Perils Of Over-Training
Going overboard is the nemesis of beginners. The assumption that running every day will help them shape up faster is a fallacy. Overtraining causes burnout and sports injuries.
- Increase mileage gradually.
- After a hard run, give yourself a day off.
- Every fourth week, cut down mileage to 50%.
- Add cross-training activities to ward off boredom doing only running.
In long-distance running, rookies make the mistake of stepping on the gas too early only to burn out early also. Your speed is something you should have figured out when training. Stick to it and check it at the first milestone. Adjust your pace accordingly. It would be best if you were running comfortably.
It would be best if you breathed through both mouth and nose. Muscles require a large volume of oxygen. Breathing only through the nose or mouth constricts the oxygen requirement. Breath from the diaphragm or belly as chest breathing is shallow. An appropriate pace is being able to do the ‘talk test.’ You should be able to converse while running without panting.
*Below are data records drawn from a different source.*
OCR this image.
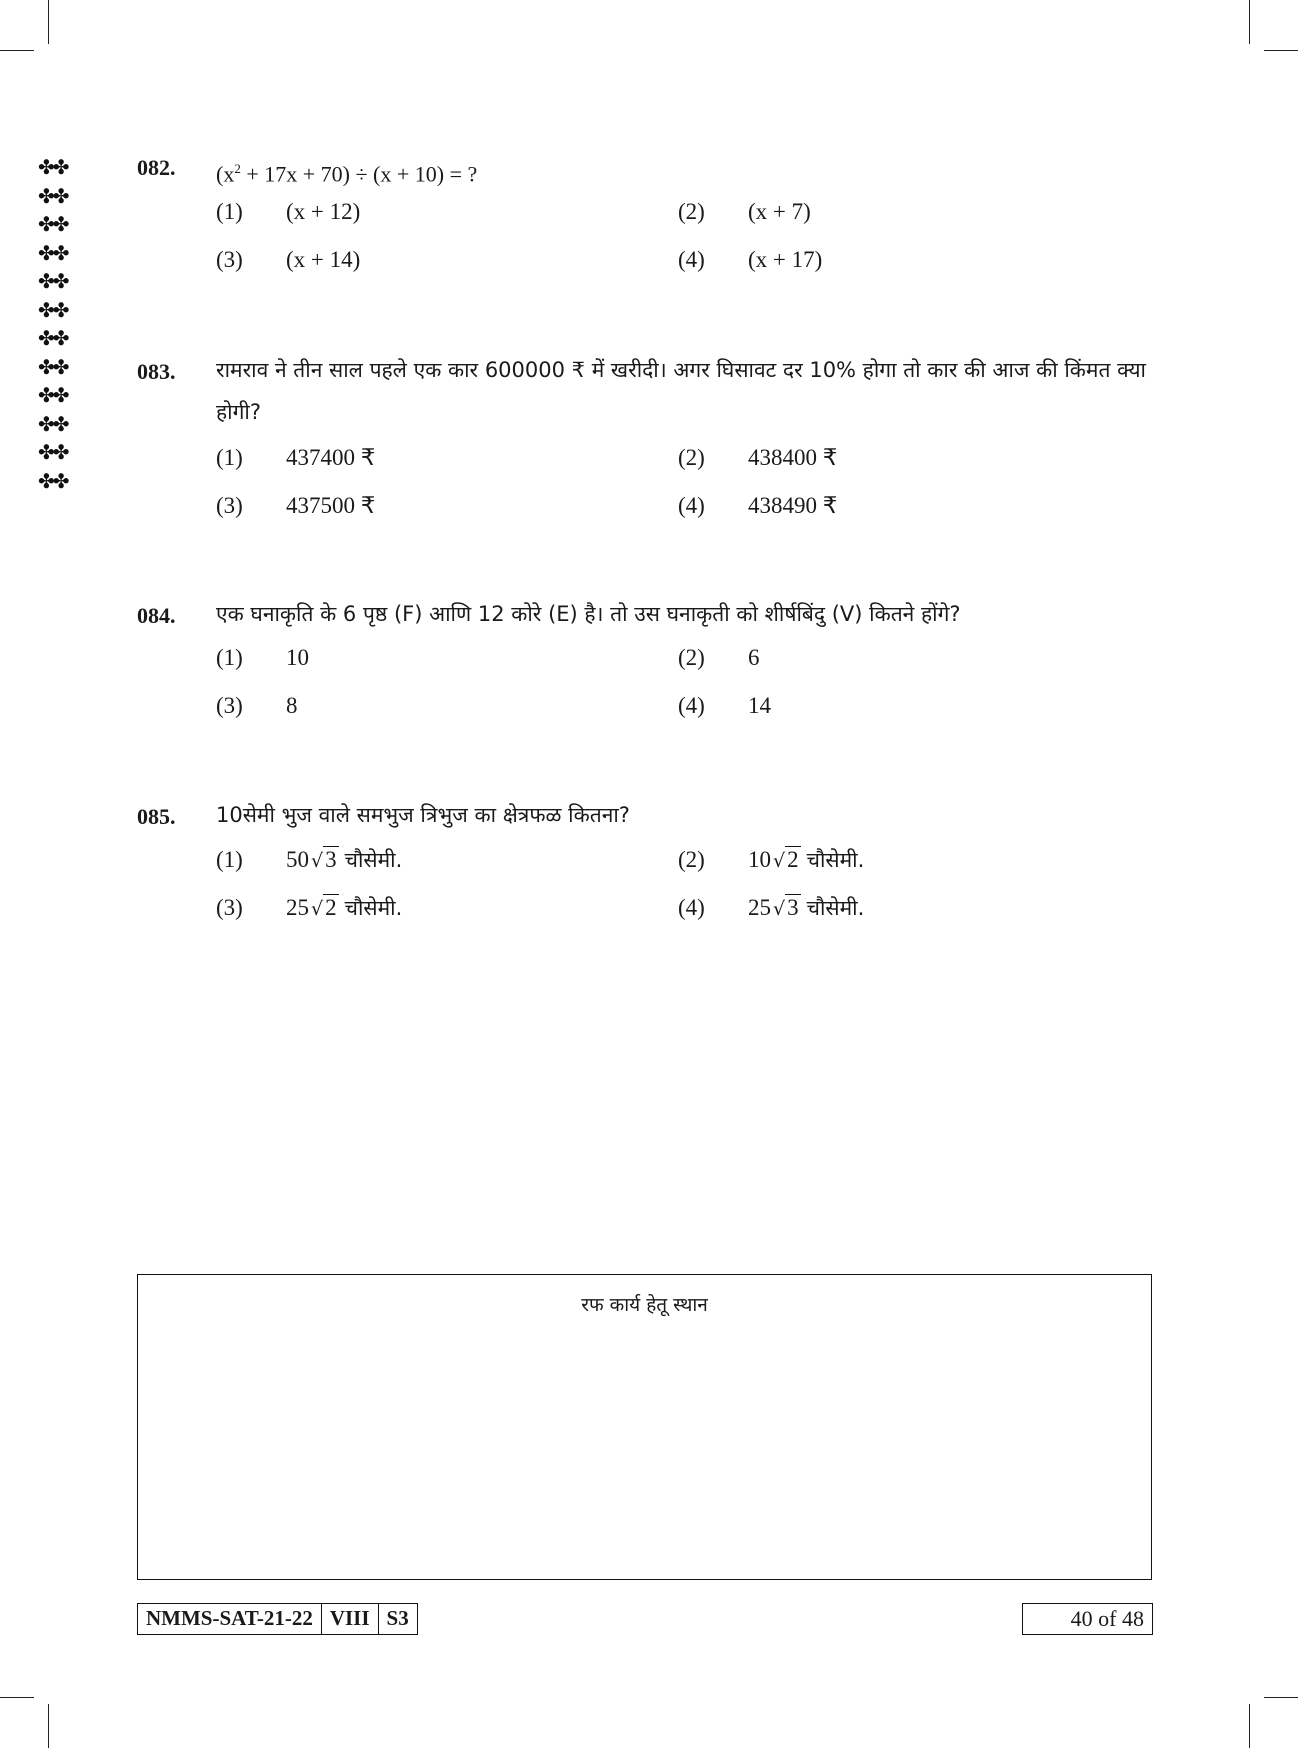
✤✤
✤✤
✤✤
✤✤
✤✤
✤✤
✤✤
✤✤
✤✤
✤✤
✤✤
✤✤
082. $(x^2 + 17x + 70) \div (x + 10)$ = ?
(1)	(x + 12)	(2)	(x + 7)
(3)	(x + 14)	(4)	(x + 17)
083. रामराव ने तीन साल पहले एक कार 600000 ₹ में खरीदी। अगर घिसावट दर 10% होगा तो कार की आज की किंमत क्या होगी?
(1)	437400 ₹	(2)	438400 ₹
(3)	437500 ₹	(4)	438490 ₹
084. एक घनाकृति के 6 पृष्ठ (F) आणि 12 कोरे (E) है। तो उस घनाकृती को शीर्षबिंदु (V) कितने होंगे?
(1)	10	(2)	6
(3)	8	(4)	14
085. 10सेमी भुज वाले समभुज त्रिभुज का क्षेत्रफळ कितना?
(1)	50 √3 चौसेमी.	(2)	10 √2 चौसेमी.
(3)	25 √2 चौसेमी.	(4)	25 √3 चौसेमी.
रफ कार्य हेतू स्थान
NMMS-SAT-21-22 VIII S3	40 of 48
Before and during the run, we have already touched upon food intake. However, do not neglect to refuel. It is an essential aspect as your muscles need the carbs to rebuild glycogen stocks. After an hour of running, Ingest 100 calories and after that every 30-45 minutes.
We have put out concisely on how to prepare for a long run and some explanation on common mistakes made. Running is an exhilarating pastime, adding to your fitness levels, stamina, and health, and is a tremendous stress buster. In addition, the free flow of dopamine and endorphins significantly boost mental well-being. So why wait? Slip into your joggers and take off on a jog now.